The exception would be really low level positions where they see people as interchangeable, but even then in most cases people have already mentally chosen you when they call, and not being available makes you more desirable, not less, so for them to move on they need to have cared very little to begin with.

... which is another reason to not be instantly available - I for one don't want to work for people who see little enough value in me to be prepared to drop me if I don't answer the phone 24/7 unless I've been contracted specifically to be available at any time (and you better believe they'll pay through the nose for that).

A lot of younger employees could do with learning to set boundaries, be unavailable and say "no", and experience how that can often get them a lot more respect and better job conditions.


Out of curiosity, what is your second job? Software or something else?


I meant the second (software) job I took in my life. Not second in parallel to some other.


> This practice is so weird.

It's not if you're offering a contract with shitty fishhooks designed to fuck over anyone who hasn't had a good lawyer spend some time looking over the contract - then it's a very rational ploy, with the side-effect of checking how easy it is to bully a potential hire into acting against their own best interests.

What you as an employee should think about that is left as an exercise for the reader.
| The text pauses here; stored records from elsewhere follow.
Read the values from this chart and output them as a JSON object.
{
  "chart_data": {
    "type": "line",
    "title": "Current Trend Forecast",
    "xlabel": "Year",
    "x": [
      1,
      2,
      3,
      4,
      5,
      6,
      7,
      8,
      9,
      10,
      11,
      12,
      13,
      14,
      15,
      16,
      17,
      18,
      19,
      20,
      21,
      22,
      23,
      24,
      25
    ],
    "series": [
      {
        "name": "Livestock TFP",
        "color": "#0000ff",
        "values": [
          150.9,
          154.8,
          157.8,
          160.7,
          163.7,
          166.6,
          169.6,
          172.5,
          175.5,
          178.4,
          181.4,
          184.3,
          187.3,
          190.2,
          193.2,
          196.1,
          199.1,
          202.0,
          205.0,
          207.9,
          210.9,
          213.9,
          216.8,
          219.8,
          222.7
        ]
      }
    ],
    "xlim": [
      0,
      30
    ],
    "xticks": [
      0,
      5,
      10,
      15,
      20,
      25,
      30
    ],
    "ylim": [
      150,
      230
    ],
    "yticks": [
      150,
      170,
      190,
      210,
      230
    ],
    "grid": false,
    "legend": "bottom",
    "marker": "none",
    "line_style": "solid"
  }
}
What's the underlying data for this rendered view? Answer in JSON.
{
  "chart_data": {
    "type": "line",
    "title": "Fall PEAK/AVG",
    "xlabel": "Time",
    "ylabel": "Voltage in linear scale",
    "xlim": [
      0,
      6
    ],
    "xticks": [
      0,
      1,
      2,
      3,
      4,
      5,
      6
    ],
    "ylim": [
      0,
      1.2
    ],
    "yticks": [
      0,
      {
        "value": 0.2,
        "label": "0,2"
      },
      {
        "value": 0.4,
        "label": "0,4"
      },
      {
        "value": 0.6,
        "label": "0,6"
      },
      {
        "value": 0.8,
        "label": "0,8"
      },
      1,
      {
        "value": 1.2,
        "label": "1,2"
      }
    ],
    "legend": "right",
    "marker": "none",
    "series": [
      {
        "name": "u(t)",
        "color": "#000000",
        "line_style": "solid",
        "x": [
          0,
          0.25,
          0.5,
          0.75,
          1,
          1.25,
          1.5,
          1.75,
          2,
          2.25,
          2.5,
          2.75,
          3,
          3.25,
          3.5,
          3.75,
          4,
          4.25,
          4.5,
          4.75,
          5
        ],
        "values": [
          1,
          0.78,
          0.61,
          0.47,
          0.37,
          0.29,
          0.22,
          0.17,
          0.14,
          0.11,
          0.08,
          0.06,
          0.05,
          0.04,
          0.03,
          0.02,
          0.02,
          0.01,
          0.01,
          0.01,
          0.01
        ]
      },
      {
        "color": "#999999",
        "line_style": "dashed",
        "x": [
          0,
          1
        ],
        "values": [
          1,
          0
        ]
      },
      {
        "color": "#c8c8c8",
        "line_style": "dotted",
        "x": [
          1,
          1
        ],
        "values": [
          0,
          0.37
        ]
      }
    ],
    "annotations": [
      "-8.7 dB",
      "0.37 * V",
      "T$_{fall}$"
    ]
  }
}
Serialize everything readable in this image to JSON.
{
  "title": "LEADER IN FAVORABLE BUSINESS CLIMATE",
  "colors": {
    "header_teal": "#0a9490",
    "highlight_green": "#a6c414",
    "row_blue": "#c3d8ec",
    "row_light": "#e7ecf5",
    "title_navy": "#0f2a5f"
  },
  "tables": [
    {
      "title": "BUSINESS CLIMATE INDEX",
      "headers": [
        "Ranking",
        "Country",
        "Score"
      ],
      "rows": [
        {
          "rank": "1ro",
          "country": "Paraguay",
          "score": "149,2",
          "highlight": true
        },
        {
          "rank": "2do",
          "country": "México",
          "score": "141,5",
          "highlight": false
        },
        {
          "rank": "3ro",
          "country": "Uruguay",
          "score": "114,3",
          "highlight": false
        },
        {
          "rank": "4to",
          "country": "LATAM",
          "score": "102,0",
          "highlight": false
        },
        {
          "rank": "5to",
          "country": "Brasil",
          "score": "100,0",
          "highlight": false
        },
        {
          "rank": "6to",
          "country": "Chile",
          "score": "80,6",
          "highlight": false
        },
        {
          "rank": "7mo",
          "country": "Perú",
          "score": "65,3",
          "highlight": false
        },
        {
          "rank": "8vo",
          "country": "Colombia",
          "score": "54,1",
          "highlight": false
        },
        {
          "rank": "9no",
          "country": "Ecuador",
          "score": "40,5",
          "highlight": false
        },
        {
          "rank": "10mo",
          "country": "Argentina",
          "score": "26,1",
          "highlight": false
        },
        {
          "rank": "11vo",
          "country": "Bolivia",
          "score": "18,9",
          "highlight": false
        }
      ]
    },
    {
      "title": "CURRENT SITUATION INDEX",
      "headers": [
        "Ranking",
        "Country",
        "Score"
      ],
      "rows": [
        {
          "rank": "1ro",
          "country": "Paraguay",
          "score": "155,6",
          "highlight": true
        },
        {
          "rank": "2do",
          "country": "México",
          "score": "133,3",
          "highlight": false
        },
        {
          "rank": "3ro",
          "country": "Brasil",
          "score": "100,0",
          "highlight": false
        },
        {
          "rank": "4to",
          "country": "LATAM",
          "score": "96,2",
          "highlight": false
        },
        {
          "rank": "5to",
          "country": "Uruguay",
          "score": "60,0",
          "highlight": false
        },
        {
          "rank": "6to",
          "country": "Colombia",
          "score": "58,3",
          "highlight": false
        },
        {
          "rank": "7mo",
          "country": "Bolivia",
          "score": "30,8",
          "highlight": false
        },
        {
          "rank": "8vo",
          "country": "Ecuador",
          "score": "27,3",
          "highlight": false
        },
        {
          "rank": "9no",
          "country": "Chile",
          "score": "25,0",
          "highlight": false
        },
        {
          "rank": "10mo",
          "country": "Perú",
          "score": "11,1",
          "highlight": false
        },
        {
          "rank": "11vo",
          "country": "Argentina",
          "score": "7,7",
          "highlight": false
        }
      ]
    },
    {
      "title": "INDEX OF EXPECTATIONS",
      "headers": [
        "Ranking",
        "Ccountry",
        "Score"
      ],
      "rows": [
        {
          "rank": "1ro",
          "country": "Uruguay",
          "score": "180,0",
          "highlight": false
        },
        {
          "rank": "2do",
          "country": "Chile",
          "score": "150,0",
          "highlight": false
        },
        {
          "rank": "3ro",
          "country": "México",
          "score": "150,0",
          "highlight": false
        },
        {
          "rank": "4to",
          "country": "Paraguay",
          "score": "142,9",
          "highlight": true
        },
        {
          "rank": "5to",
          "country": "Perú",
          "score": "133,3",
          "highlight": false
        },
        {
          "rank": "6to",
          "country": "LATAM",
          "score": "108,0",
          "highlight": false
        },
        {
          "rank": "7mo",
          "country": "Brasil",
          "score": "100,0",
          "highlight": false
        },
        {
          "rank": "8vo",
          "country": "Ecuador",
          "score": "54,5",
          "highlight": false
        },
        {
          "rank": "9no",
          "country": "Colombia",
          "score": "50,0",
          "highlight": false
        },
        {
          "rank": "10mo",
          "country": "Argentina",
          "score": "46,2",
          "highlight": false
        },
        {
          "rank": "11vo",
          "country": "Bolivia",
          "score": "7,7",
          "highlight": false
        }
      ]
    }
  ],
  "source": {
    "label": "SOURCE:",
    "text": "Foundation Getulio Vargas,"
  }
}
Given most people don't even bother reading their contract themselves.. let alone a lawyer.. yup.


If they're going to be that aggressive/shortsighted with negotiating, why not -- at least counter -- accept the offer Then, get competing offers and if Uber loses, quit.

If their compensation is substantially off, they deserve the employee churn.


FWIW, I've had a few friends receive entry level offers (as software engineers) recently and they all had no deadline to accept


Entry level offers made to students are really an entirely different ballgame. They're usually made months in advance of the expected start date, often as far out as 8-10 months.


hence the FWIW ;)


Entry level engineers are generally easily replaceable.